Başyazı. Fransız yorgunluğu

Müziğin bir zamanlar bu erdeme sahip olması bekleniyorduysa da, artık ruhu dinlendirmiyor. Aynı şey kültür için de söylenebilir. Perşembe akşamı, Filistin yanlısı aktivistler, İsrail Filarmoni Orkestrası'nın Paris'teki bir konserini sis bombalarıyla engellemeye çalıştı. Dört kişi gözaltına alındı. Bu olaylar, kamuoyunda İsrail-Filistin çatışması konusunda artan kutuplaşmanın yaşandığı ve ne yazık ki kamuoyu tartışmalarının odak noktası haline geldiği bir dönemde meydana geldi.
İsrail'in Fransa büyükelçisi, katıldığı konserden bir gün sonra, "Fransızlar, İsrail ile Hamas arasındaki savaşın istismarından bıktı" dedi. Joshua Zarka'nın gözlemi, tartışmasız doğru.

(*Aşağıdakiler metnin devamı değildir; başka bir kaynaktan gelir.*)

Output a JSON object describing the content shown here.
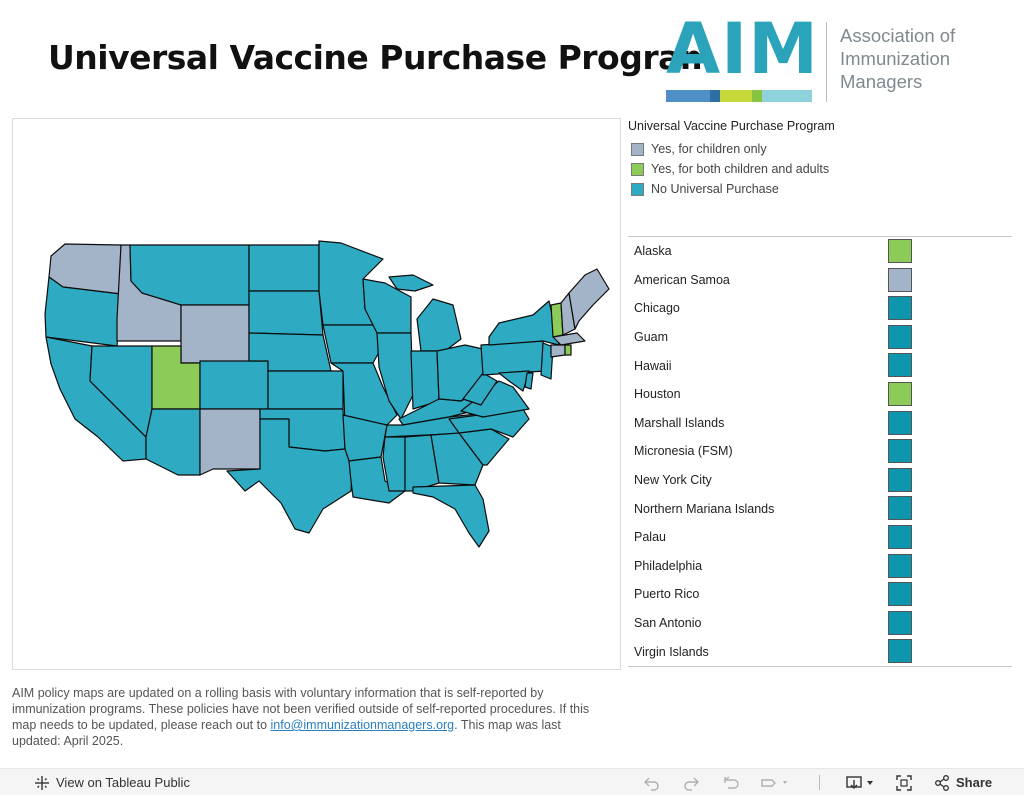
{
  "page": {
    "title": "Universal Vaccine Purchase Program"
  },
  "logo": {
    "mark": "AIM",
    "text": "Association of\nImmunization\nManagers"
  },
  "colors": {
    "children_only": "#a3b4c9",
    "children_adults": "#8ccb58",
    "no_universal": "#2eaac2",
    "table_no_universal": "#0d96ad",
    "logo_teal": "#2aa3bb"
  },
  "legend": {
    "title": "Universal Vaccine Purchase Program",
    "items": [
      {
        "key": "children_only",
        "label": "Yes, for children only"
      },
      {
        "key": "children_adults",
        "label": "Yes, for both children and adults"
      },
      {
        "key": "no_universal",
        "label": "No Universal Purchase"
      }
    ]
  },
  "map": {
    "states_children_only": [
      "Washington",
      "Idaho",
      "Wyoming",
      "New Mexico",
      "Maine",
      "New Hampshire",
      "Connecticut"
    ],
    "states_children_and_adults": [
      "Utah",
      "Vermont",
      "Rhode Island"
    ],
    "all_other_states": "no_universal"
  },
  "table": {
    "rows": [
      {
        "label": "Alaska",
        "status": "children_adults"
      },
      {
        "label": "American Samoa",
        "status": "children_only"
      },
      {
        "label": "Chicago",
        "status": "no_universal"
      },
      {
        "label": "Guam",
        "status": "no_universal"
      },
      {
        "label": "Hawaii",
        "status": "no_universal"
      },
      {
        "label": "Houston",
        "status": "children_adults"
      },
      {
        "label": "Marshall Islands",
        "status": "no_universal"
      },
      {
        "label": "Micronesia (FSM)",
        "status": "no_universal"
      },
      {
        "label": "New York City",
        "status": "no_universal"
      },
      {
        "label": "Northern Mariana Islands",
        "status": "no_universal"
      },
      {
        "label": "Palau",
        "status": "no_universal"
      },
      {
        "label": "Philadelphia",
        "status": "no_universal"
      },
      {
        "label": "Puerto Rico",
        "status": "no_universal"
      },
      {
        "label": "San Antonio",
        "status": "no_universal"
      },
      {
        "label": "Virgin Islands",
        "status": "no_universal"
      }
    ]
  },
  "note": {
    "text_before": "AIM policy maps are updated on a rolling basis with voluntary information that is self-reported by immunization programs. These policies have not been verified outside of self-reported procedures. If this map needs to be updated, please reach out to ",
    "link": "info@immunizationmanagers.org",
    "text_after": ". This map was last updated: April 2025."
  },
  "toolbar": {
    "view_label": "View on Tableau Public",
    "share_label": "Share",
    "icons": [
      "tableau-icon",
      "undo-icon",
      "redo-icon",
      "revert-icon",
      "refresh-icon",
      "pause-icon",
      "download-icon",
      "fullscreen-icon",
      "share-icon"
    ]
  }
}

Ancak, gerçekliğin karmaşıklığını basit bir yüzleşmeye indirgeyen Maniheist yaklaşımın ötesine geçip, insan hakları ve demokrasinin temellerini bir şekilde çarpıttığını kabul eden dinsel bir bakış açısından kurtulsa, daha da doğru olurdu.
Çünkü, kabul edelim ki, siyasi eylem ve düşüncenin bu radikalleşmesi nihayetinde bizi yıpratıyor, gerginliğe yol açıyor ve öfkeye sebep oluyor. Tam bir çile. Bilinmeyen bir mucize eseri, din, Aydınlanma Çağı'ndan beri her türlü engizisyondan kendini güvende hisseden Fransız toplumu üzerindeki etkisini yeniden sağladı. Bugün ise gördüğümüz tek şey, cemaatçilik ve kimlik siyasetinin kakofonisi, bir medya haçlı seferi ve dindar müdahalesi.

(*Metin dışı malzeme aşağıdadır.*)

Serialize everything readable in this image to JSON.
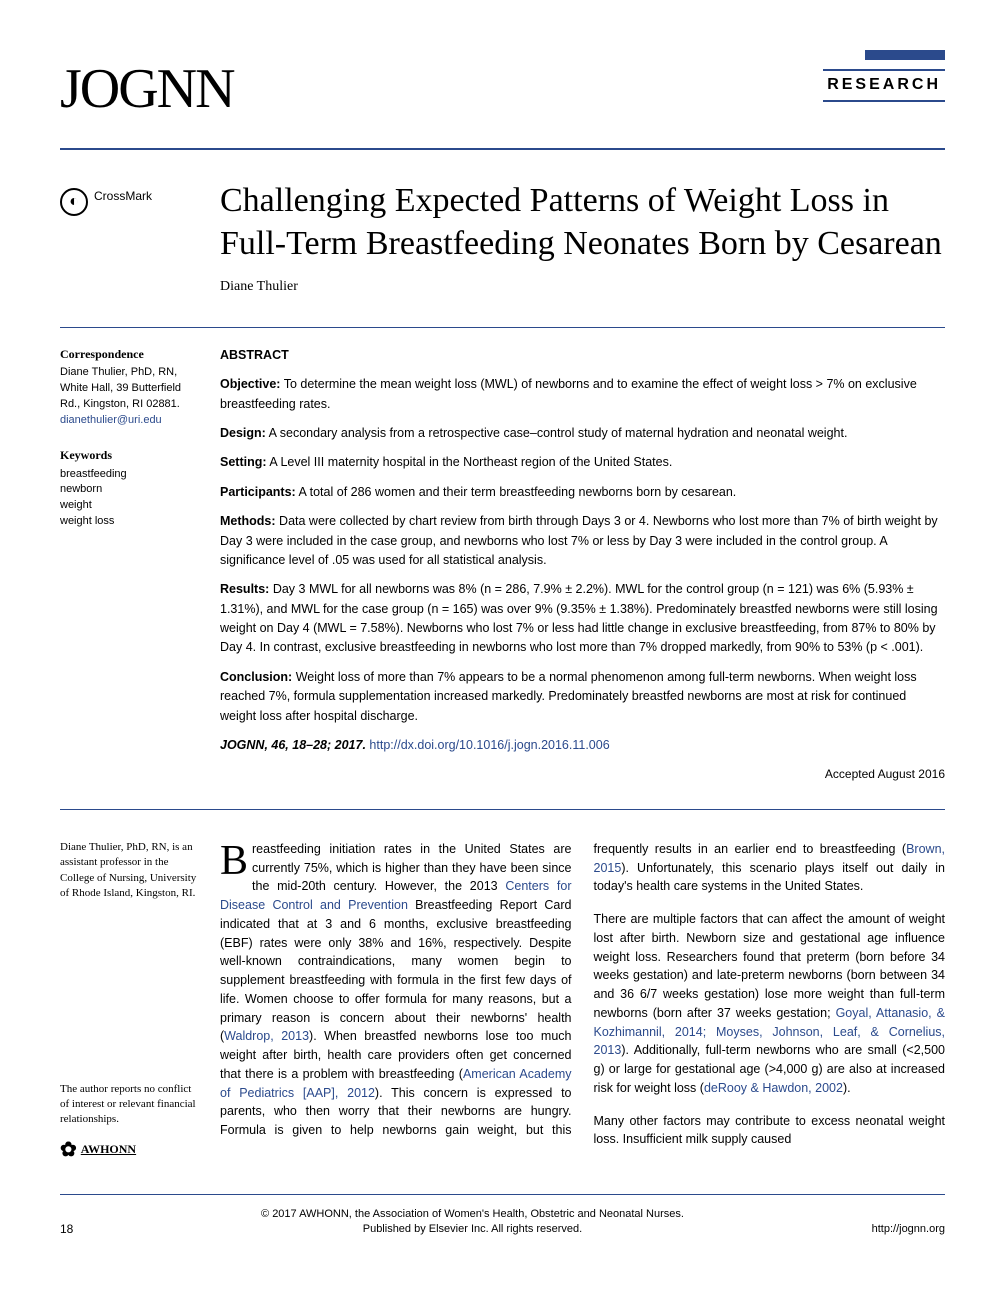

Artık Fransız değil, Yahudi, Müslüman, Katolik, Yahudi-Hristiyan veya inançsız; vatandaş değil, antisemit, İslamcı-solcu, İslamofobik, antisiyonist, Yahudi düşmanı, ırkçı veya antifaşist. Evet, sayısız Fransız artık bıktı. Etiketlenmekten, artık kendi başına düşünememekten, akla meydan okuyan bir çatışmanın esiri olmaktan, diyalog imkânsızlığıyla karşılaşmaktan, laikliğin her geçen gün biraz daha parçalanmasını görmekten bıktı.